Tragacanth is a gum derived from the dried sap of several species of shrub of the genus Astragalus (e.g. Astragalus gummifer), commonly known as Goat’s Thorn or Locoweed. The plant is native to western Asia and southeastern Europe, with Iran and Turkey being leading producers. The gum is exuded by the plant when damaged and solidifies into tear-shaped lumps or ribbon-like coils on contact with the air. It is harvested by puncturing the roots or bark and collecting the exudate once it has dried.
Tragacanth is sold in the form of flakes or a powder, which form a gel when mixed with water (hydrocolloid) and can be stirred into a paste. Alternatively, it can be dissolved in water, forming a viscous solution that is tasteless and odourless. Food and pharmaceutical grade powders are available.
Tragacanth is used as a food additive that functions as an emulsifier, stabiliser and thickener in sauces and dressings, as well as in ice cream and syrups. In baking, it is used as a binding agent in icing and made into a paste to create cake decorations.

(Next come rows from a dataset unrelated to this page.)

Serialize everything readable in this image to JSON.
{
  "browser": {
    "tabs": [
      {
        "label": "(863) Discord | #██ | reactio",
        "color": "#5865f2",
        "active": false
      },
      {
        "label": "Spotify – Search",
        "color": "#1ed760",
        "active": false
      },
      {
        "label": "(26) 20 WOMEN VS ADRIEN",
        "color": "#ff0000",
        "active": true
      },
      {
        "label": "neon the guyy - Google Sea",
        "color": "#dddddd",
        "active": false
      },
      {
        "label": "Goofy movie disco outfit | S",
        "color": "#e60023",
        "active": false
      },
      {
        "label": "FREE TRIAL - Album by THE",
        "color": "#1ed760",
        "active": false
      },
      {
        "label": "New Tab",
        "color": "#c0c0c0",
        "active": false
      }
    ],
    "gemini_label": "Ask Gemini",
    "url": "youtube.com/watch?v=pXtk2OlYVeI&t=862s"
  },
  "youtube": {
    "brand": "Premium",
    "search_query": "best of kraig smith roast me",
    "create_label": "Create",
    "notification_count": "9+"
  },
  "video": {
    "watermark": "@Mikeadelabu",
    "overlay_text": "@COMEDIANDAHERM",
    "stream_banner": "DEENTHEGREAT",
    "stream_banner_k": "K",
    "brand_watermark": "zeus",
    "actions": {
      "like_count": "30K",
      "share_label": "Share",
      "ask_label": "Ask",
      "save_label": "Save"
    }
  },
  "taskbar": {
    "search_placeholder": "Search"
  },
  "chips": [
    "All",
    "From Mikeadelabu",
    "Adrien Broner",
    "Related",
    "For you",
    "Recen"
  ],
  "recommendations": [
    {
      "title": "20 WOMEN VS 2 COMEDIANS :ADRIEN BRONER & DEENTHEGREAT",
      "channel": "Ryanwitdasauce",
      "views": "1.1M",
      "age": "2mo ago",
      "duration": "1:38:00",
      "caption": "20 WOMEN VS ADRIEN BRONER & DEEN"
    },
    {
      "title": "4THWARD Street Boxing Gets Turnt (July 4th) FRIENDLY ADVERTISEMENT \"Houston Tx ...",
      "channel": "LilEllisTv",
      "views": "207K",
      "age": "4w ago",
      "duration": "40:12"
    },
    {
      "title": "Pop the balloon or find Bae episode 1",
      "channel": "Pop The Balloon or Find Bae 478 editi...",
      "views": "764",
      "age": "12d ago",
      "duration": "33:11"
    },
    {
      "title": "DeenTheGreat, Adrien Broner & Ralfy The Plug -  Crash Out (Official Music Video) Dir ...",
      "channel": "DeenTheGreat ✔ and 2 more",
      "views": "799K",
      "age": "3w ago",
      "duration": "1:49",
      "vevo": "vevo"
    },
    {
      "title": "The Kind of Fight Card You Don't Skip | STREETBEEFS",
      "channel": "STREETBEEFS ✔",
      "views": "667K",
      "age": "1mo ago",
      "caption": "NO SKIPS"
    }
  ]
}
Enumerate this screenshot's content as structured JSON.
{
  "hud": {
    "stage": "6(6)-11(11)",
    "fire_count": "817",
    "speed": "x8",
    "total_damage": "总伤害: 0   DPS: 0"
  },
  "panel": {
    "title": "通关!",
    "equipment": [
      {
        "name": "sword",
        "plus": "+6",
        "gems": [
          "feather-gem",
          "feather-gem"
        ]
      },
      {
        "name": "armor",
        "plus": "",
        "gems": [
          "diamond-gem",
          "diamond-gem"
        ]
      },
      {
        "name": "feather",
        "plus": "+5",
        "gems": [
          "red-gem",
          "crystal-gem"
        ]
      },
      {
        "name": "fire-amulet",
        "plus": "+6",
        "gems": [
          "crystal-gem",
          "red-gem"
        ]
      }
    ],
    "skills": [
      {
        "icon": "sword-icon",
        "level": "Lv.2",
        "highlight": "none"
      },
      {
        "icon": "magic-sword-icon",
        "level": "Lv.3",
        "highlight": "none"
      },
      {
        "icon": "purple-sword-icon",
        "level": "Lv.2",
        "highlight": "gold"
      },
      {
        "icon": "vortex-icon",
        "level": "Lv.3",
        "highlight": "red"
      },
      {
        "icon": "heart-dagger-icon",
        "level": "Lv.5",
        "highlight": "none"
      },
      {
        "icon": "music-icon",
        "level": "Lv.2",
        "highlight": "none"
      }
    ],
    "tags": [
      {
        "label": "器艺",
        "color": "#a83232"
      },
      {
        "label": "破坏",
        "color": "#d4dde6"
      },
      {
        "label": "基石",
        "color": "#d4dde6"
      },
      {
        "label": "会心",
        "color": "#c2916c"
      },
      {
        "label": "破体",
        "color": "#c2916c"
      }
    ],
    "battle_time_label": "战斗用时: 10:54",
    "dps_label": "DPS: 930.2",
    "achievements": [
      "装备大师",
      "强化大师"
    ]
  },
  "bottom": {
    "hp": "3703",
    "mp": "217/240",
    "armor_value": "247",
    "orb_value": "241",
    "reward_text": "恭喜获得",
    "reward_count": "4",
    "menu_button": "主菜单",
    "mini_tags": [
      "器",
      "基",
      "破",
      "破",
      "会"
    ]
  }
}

Tragacanth is used as an ingredient in candies.
Tragacanth is used as a binding agent in the manufacture of tablets and lozenges, and as a suspension agent for insoluble powders. It is used as an herbal remedy to treat coughs and diarrhoea, and can be formed into a paste to treat burns. It is also used as a demulcent, an agent that forms a soothing film over a mucous membrane to relieve minor pain and inflammation.
Tragacanth is used to bind aromatic materials together.
Tragacanth is used as a fabric stiffener and in calico printing. It is also used as a burnishing compound for vegetable-tanned leather.
In the Art industry, Tragacanth is a binder used to make pastels. It does not adhere to itself when dry, unlike other gums.
In the Tobacco industry, Tragacanth is used as an adhesive in the rolling of cigars.
In the Personal Care industry, Tragacanth is used as an emulsifier for creams and lotions and an ingredient in hair shampoo, anecdotally promoting hair growth.